Любопытно, что она будет делать, если он вдруг согласится связать свою жизнь с ее жизнью? А если не согласится — тогда что?

Владевшее ею чувство неопределенности все усиливалось, она, пытаясь взять себя в руки, произнесла:

— Спокойствие, Саманта. Нельзя требовать всего и сразу. Продвигайся вперед постепенно, шаг за шагом. И запомни: что сделано, то сделано.

Это был совет отца, всплывший в памяти подходивший, казалось, к любой жизненной ситуации, в том числе и к нынешней. Его слова напомнили ей, что нет смысла изводить себя печальными мыслями и надо действовать, если ты действительно хочешь добиться поставленной перед собой цели.

При воспоминании об отце глаза Саманты наполнились слезами. Ее старик всегда давал ей добрые советы, направленные на то, чтобы облегчить ей жизнь.

Вздохнув, Саманта отбросила одеяло, поднялась е постели и направилась к умывальнику, наполненному свежей чистой водой. Неожиданно она вспомнила еще один совет Томаса Ригга.

«Если не знаешь, как быть, обретись за советом к лошади».

Надев костюм для верховой езды, Саманта вышла из гостиницы и отправилась, в конюшню Тоби. Тот, казалось, был безмерно удивлен, увидев ее.

— Хачешь, чтобы я оседлал для тебя лошадь? Неужели опять отправляешься в одно из своих загадочных путешествий?

— Ты угадал.

Тоби некоторое время ждал, не скажет ли Саманта, куда именно она собралась, и, сжалившись над ним, Саманта пропела:

— Хочу покататься верхом, понимаешь?

Тоби молча ждал, когда она выскажется более определенно.

— Мне необходимо уладить кое-какие дела.

Тоби продолжал хранить молчание.

— Я еще не решила, куда поеду, но собираюсь вернуться к началу рабочей смены в «Трейлз-Энде».

Тоби, изобразив на губах подобие улыбки, соизволил наконец заговорить:

— Не стану притворяться, что полностью разобрался в твоей ситуации, поэтому можешь не рассказывать, куда едешь. Хочу только одного: чтобы ты была в безопасности.

Саманта ответила ему с самым серьезным видом.

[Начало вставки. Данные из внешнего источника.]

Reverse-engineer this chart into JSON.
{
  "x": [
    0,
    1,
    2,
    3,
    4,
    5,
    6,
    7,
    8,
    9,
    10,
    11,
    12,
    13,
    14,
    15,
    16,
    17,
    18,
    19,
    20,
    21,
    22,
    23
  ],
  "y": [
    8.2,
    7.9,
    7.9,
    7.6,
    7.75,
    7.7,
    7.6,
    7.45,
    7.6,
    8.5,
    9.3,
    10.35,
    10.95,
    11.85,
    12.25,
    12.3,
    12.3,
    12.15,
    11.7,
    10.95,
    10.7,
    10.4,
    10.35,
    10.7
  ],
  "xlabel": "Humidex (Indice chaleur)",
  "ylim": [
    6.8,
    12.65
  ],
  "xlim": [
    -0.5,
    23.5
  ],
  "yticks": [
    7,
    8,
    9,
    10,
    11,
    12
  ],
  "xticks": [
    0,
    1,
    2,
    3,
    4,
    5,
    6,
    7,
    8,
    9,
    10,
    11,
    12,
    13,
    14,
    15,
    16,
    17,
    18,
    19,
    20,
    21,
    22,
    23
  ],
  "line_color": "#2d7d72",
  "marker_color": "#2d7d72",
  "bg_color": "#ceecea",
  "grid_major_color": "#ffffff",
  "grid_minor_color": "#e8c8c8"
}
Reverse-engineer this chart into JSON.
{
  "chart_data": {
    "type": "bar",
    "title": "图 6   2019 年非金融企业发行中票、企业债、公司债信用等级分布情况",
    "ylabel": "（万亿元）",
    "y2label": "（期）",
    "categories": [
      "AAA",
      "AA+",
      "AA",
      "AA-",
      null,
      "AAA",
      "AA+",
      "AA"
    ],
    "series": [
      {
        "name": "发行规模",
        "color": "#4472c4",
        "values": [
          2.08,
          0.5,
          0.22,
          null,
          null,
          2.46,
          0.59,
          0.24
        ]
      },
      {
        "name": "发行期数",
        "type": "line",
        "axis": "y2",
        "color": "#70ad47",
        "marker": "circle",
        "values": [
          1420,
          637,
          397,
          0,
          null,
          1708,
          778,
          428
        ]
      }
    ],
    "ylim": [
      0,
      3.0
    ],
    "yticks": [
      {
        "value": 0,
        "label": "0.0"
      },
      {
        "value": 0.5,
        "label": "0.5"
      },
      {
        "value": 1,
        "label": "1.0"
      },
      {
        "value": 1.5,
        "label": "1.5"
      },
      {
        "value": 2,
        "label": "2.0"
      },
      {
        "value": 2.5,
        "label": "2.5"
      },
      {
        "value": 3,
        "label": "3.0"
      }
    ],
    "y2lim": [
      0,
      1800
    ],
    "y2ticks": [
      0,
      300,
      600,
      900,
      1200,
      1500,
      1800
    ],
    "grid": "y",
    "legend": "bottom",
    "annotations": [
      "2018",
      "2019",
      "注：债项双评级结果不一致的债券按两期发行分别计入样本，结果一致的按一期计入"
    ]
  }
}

— Не беспокойся за меня, Тоби. Я вооружена, причем мой арсенал достаточно разнообразен.

Похлопав ладонью по маленькому «дерринджеру», висевшему у нее на поясе, она выехала из конюшни, вспоминая слова Тоби, сказанные ей на прощание. «Будь осторожна. Дело, в которое ты ввязалась, может оказаться серьезнее, чем ты думаешь».

Солнце было в зените, когда Саманта подъехала к нужному ей ранчо. Со скотного двора не доносилось ни звука, а в открытом загоне для животных не было ни одной лошади. Вообще, за исключением вившегося из каминной трубы дымка, ни во дворе, ни в доме не наблюдалось никаких признаков жизни. Дым тем не менее свидетельствовал о том, что на ранчо кто-то есть и подбрасывает в камин поленья. Саманта тем не менее приближалась к дому не быстро и, что называется, с оглядкой, поскольку ее, как это часто бывало в последнее время, одолевали сомнения. Как только она подъехала к ранчо и привязала лошадь к коновязи, дверь неожиданно отворилась.

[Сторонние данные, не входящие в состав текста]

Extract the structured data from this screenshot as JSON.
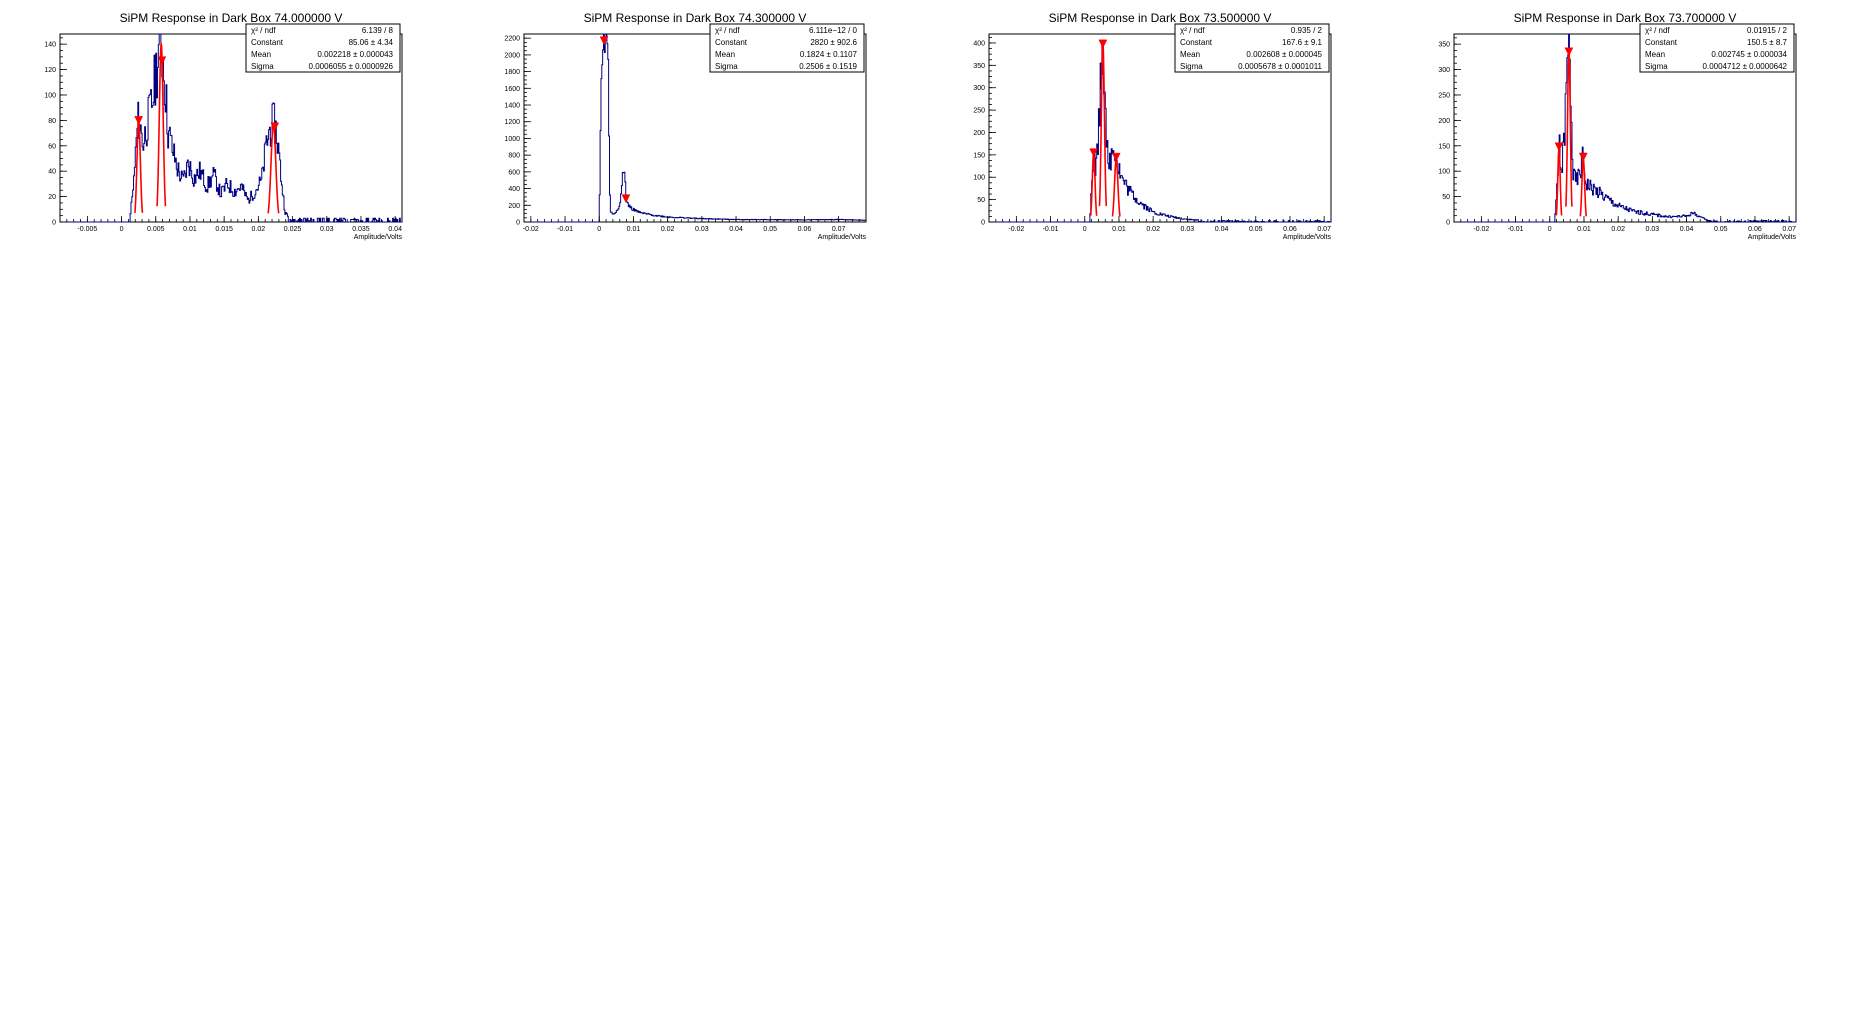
{
  "chart_data": [
    {
      "type": "histogram",
      "title": "SiPM Response in Dark Box 74.000000 V",
      "xlabel": "Amplitude/Volts",
      "ylabel": "",
      "xlim": [
        -0.009,
        0.041
      ],
      "ylim": [
        0,
        148
      ],
      "xticks": [
        -0.005,
        0,
        0.005,
        0.01,
        0.015,
        0.02,
        0.025,
        0.03,
        0.035,
        0.04
      ],
      "xtick_labels": [
        "-0.005",
        "0",
        "0.005",
        "0.01",
        "0.015",
        "0.02",
        "0.025",
        "0.03",
        "0.035",
        "0.04"
      ],
      "yticks": [
        0,
        20,
        40,
        60,
        80,
        100,
        120,
        140
      ],
      "ytick_labels": [
        "0",
        "20",
        "40",
        "60",
        "80",
        "100",
        "120",
        "140"
      ],
      "stats": [
        {
          "name": "χ² / ndf",
          "value": "6.139 / 8"
        },
        {
          "name": "Constant",
          "value": "85.06 ± 4.34"
        },
        {
          "name": "Mean",
          "value": "0.002218 ± 0.000043"
        },
        {
          "name": "Sigma",
          "value": "0.0006055 ± 0.0000926"
        }
      ],
      "hist": {
        "line_color": "#000080",
        "shape_points": [
          [
            -0.009,
            0
          ],
          [
            0.0005,
            0
          ],
          [
            0.0012,
            3
          ],
          [
            0.0017,
            25
          ],
          [
            0.0022,
            65
          ],
          [
            0.0025,
            83
          ],
          [
            0.0028,
            72
          ],
          [
            0.0032,
            62
          ],
          [
            0.0038,
            78
          ],
          [
            0.0045,
            95
          ],
          [
            0.0052,
            125
          ],
          [
            0.0058,
            142
          ],
          [
            0.0062,
            122
          ],
          [
            0.0068,
            72
          ],
          [
            0.0075,
            56
          ],
          [
            0.0082,
            42
          ],
          [
            0.009,
            32
          ],
          [
            0.0098,
            47
          ],
          [
            0.0106,
            34
          ],
          [
            0.0115,
            40
          ],
          [
            0.0125,
            28
          ],
          [
            0.0135,
            37
          ],
          [
            0.0145,
            22
          ],
          [
            0.0155,
            30
          ],
          [
            0.0165,
            24
          ],
          [
            0.0175,
            28
          ],
          [
            0.0185,
            17
          ],
          [
            0.0195,
            24
          ],
          [
            0.0205,
            33
          ],
          [
            0.0212,
            62
          ],
          [
            0.0218,
            75
          ],
          [
            0.0224,
            78
          ],
          [
            0.0229,
            60
          ],
          [
            0.0234,
            32
          ],
          [
            0.0239,
            8
          ],
          [
            0.0245,
            3
          ],
          [
            0.0265,
            2
          ],
          [
            0.03,
            1
          ],
          [
            0.035,
            1
          ],
          [
            0.04,
            1
          ],
          [
            0.041,
            0
          ]
        ],
        "seed": 11
      },
      "fits": [
        {
          "mean": 0.0025,
          "sigma": 0.00025,
          "amp": 80
        },
        {
          "mean": 0.0058,
          "sigma": 0.00028,
          "amp": 140
        },
        {
          "mean": 0.0222,
          "sigma": 0.00035,
          "amp": 77
        }
      ],
      "markers": [
        {
          "x": 0.0025,
          "y": 80
        },
        {
          "x": 0.0059,
          "y": 127
        },
        {
          "x": 0.0224,
          "y": 75
        }
      ]
    },
    {
      "type": "histogram",
      "title": "SiPM Response in Dark Box 74.300000 V",
      "xlabel": "Amplitude/Volts",
      "ylabel": "",
      "xlim": [
        -0.022,
        0.078
      ],
      "ylim": [
        0,
        2250
      ],
      "xticks": [
        -0.02,
        -0.01,
        0,
        0.01,
        0.02,
        0.03,
        0.04,
        0.05,
        0.06,
        0.07
      ],
      "xtick_labels": [
        "-0.02",
        "-0.01",
        "0",
        "0.01",
        "0.02",
        "0.03",
        "0.04",
        "0.05",
        "0.06",
        "0.07"
      ],
      "yticks": [
        0,
        200,
        400,
        600,
        800,
        1000,
        1200,
        1400,
        1600,
        1800,
        2000,
        2200
      ],
      "ytick_labels": [
        "0",
        "200",
        "400",
        "600",
        "800",
        "1000",
        "1200",
        "1400",
        "1600",
        "1800",
        "2000",
        "2200"
      ],
      "stats": [
        {
          "name": "χ² / ndf",
          "value": "6.111e−12 / 0"
        },
        {
          "name": "Constant",
          "value": "2820 ± 902.6"
        },
        {
          "name": "Mean",
          "value": "0.1824 ± 0.1107"
        },
        {
          "name": "Sigma",
          "value": "0.2506 ± 0.1519"
        }
      ],
      "hist": {
        "line_color": "#000080",
        "shape_points": [
          [
            -0.022,
            0
          ],
          [
            0.0,
            0
          ],
          [
            0.0005,
            1400
          ],
          [
            0.001,
            2200
          ],
          [
            0.0025,
            2200
          ],
          [
            0.0032,
            120
          ],
          [
            0.0045,
            90
          ],
          [
            0.006,
            200
          ],
          [
            0.0068,
            570
          ],
          [
            0.0075,
            570
          ],
          [
            0.008,
            230
          ],
          [
            0.0095,
            160
          ],
          [
            0.012,
            110
          ],
          [
            0.016,
            80
          ],
          [
            0.02,
            60
          ],
          [
            0.03,
            40
          ],
          [
            0.04,
            30
          ],
          [
            0.05,
            28
          ],
          [
            0.06,
            25
          ],
          [
            0.07,
            30
          ],
          [
            0.078,
            20
          ]
        ],
        "seed": 22,
        "noise_scale": 0.12
      },
      "fits": [],
      "markers": [
        {
          "x": 0.0014,
          "y": 2170
        },
        {
          "x": 0.0078,
          "y": 280
        }
      ]
    },
    {
      "type": "histogram",
      "title": "SiPM Response in Dark Box 73.500000 V",
      "xlabel": "Amplitude/Volts",
      "ylabel": "",
      "xlim": [
        -0.028,
        0.072
      ],
      "ylim": [
        0,
        420
      ],
      "xticks": [
        -0.02,
        -0.01,
        0,
        0.01,
        0.02,
        0.03,
        0.04,
        0.05,
        0.06,
        0.07
      ],
      "xtick_labels": [
        "-0.02",
        "-0.01",
        "0",
        "0.01",
        "0.02",
        "0.03",
        "0.04",
        "0.05",
        "0.06",
        "0.07"
      ],
      "yticks": [
        0,
        50,
        100,
        150,
        200,
        250,
        300,
        350,
        400
      ],
      "ytick_labels": [
        "0",
        "50",
        "100",
        "150",
        "200",
        "250",
        "300",
        "350",
        "400"
      ],
      "stats": [
        {
          "name": "χ² / ndf",
          "value": "0.935 / 2"
        },
        {
          "name": "Constant",
          "value": "167.6 ± 9.1"
        },
        {
          "name": "Mean",
          "value": "0.002608 ± 0.000045"
        },
        {
          "name": "Sigma",
          "value": "0.0005678 ± 0.0001011"
        }
      ],
      "hist": {
        "line_color": "#000080",
        "shape_points": [
          [
            -0.028,
            0
          ],
          [
            0.0015,
            0
          ],
          [
            0.002,
            90
          ],
          [
            0.0026,
            165
          ],
          [
            0.0032,
            110
          ],
          [
            0.0042,
            230
          ],
          [
            0.0052,
            410
          ],
          [
            0.006,
            300
          ],
          [
            0.0068,
            110
          ],
          [
            0.0078,
            150
          ],
          [
            0.0088,
            175
          ],
          [
            0.0096,
            130
          ],
          [
            0.011,
            95
          ],
          [
            0.013,
            70
          ],
          [
            0.016,
            45
          ],
          [
            0.02,
            22
          ],
          [
            0.025,
            12
          ],
          [
            0.03,
            6
          ],
          [
            0.035,
            3
          ],
          [
            0.045,
            1
          ],
          [
            0.072,
            0
          ]
        ],
        "seed": 33
      },
      "fits": [
        {
          "mean": 0.0026,
          "sigma": 0.0004,
          "amp": 155
        },
        {
          "mean": 0.0053,
          "sigma": 0.00045,
          "amp": 400
        },
        {
          "mean": 0.0092,
          "sigma": 0.0005,
          "amp": 140
        }
      ],
      "markers": [
        {
          "x": 0.0026,
          "y": 155
        },
        {
          "x": 0.0053,
          "y": 398
        },
        {
          "x": 0.0092,
          "y": 145
        }
      ]
    },
    {
      "type": "histogram",
      "title": "SiPM Response in Dark Box 73.700000 V",
      "xlabel": "Amplitude/Volts",
      "ylabel": "",
      "xlim": [
        -0.028,
        0.072
      ],
      "ylim": [
        0,
        370
      ],
      "xticks": [
        -0.02,
        -0.01,
        0,
        0.01,
        0.02,
        0.03,
        0.04,
        0.05,
        0.06,
        0.07
      ],
      "xtick_labels": [
        "-0.02",
        "-0.01",
        "0",
        "0.01",
        "0.02",
        "0.03",
        "0.04",
        "0.05",
        "0.06",
        "0.07"
      ],
      "yticks": [
        0,
        50,
        100,
        150,
        200,
        250,
        300,
        350
      ],
      "ytick_labels": [
        "0",
        "50",
        "100",
        "150",
        "200",
        "250",
        "300",
        "350"
      ],
      "stats": [
        {
          "name": "χ² / ndf",
          "value": "0.01915 / 2"
        },
        {
          "name": "Constant",
          "value": "150.5 ± 8.7"
        },
        {
          "name": "Mean",
          "value": "0.002745 ± 0.000034"
        },
        {
          "name": "Sigma",
          "value": "0.0004712 ± 0.0000642"
        }
      ],
      "hist": {
        "line_color": "#000080",
        "shape_points": [
          [
            -0.028,
            0
          ],
          [
            0.0015,
            0
          ],
          [
            0.0022,
            80
          ],
          [
            0.0028,
            150
          ],
          [
            0.0035,
            95
          ],
          [
            0.0045,
            200
          ],
          [
            0.0055,
            355
          ],
          [
            0.0062,
            260
          ],
          [
            0.0068,
            90
          ],
          [
            0.0078,
            80
          ],
          [
            0.0088,
            95
          ],
          [
            0.0096,
            125
          ],
          [
            0.0106,
            80
          ],
          [
            0.0115,
            72
          ],
          [
            0.013,
            65
          ],
          [
            0.016,
            50
          ],
          [
            0.02,
            32
          ],
          [
            0.025,
            20
          ],
          [
            0.03,
            15
          ],
          [
            0.035,
            10
          ],
          [
            0.04,
            12
          ],
          [
            0.042,
            18
          ],
          [
            0.0445,
            8
          ],
          [
            0.047,
            1
          ],
          [
            0.072,
            0
          ]
        ],
        "seed": 44
      },
      "fits": [
        {
          "mean": 0.0027,
          "sigma": 0.00035,
          "amp": 145
        },
        {
          "mean": 0.0056,
          "sigma": 0.0004,
          "amp": 340
        },
        {
          "mean": 0.0098,
          "sigma": 0.0004,
          "amp": 125
        }
      ],
      "markers": [
        {
          "x": 0.0027,
          "y": 148
        },
        {
          "x": 0.0056,
          "y": 335
        },
        {
          "x": 0.0098,
          "y": 128
        }
      ]
    }
  ]
}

Саманта подняла глаза на открывшего дверь человека, вздохнула и спокойно произнесла:

— Мы встречались однажды, но нельзя сказать, чтобы эта встреча имела приятное завершение. Очень надеюсь, что на этот раз мы сможем поговорить без эмоций.

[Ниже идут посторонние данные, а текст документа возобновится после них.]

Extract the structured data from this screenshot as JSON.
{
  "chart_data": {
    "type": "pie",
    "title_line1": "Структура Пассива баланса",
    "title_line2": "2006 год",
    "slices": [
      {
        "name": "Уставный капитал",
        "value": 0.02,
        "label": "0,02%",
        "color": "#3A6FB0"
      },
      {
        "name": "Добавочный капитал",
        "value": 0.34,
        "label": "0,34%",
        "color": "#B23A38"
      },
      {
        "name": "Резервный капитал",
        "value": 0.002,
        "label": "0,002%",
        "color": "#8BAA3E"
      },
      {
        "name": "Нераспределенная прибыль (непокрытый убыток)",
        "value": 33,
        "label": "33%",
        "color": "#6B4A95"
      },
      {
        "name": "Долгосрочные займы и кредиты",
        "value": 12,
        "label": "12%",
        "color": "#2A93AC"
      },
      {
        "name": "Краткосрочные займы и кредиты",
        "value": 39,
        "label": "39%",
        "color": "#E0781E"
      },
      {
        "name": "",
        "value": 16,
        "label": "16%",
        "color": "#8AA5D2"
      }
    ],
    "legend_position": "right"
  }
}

Саманта исследовала взглядом худую молодую женщину, стоявшую в дверном проеме. Дженни — а это была она — ответила ей с неожиданной доброжелательностью в голосе:

— С тех пор как мы разговаривали, многое изменилось. И теперь нам с вами необходимо кое-что уладить. Входите, пожалуйста.

Саманта вошла в домик, гордо выпятив подбородок. Разглядывая гостиную, объединенную с кухней, она услышала, как у нее за спиной щелкнул замок. Заставленная открытыми полками с металлической посудой, небольшая кухня с маленьким камином занимала лишь угол большой комнаты. В другом углу стояли обеденный стол и стулья, изготовленные, без сомнения, деревенским столяром. Диванчик, два кресла и вытертый ковер с национальным индейским орнаментом находились в той части помещения, где, похоже, местные обитатели собирались по вечерам, чтобы отдохнуть и расслабиться в благодатном тепле почерневшего от сажи и времени камина. В противоположном конце комнаты помещалась дверь, за которой, вероятно, скрывались спальные помещения.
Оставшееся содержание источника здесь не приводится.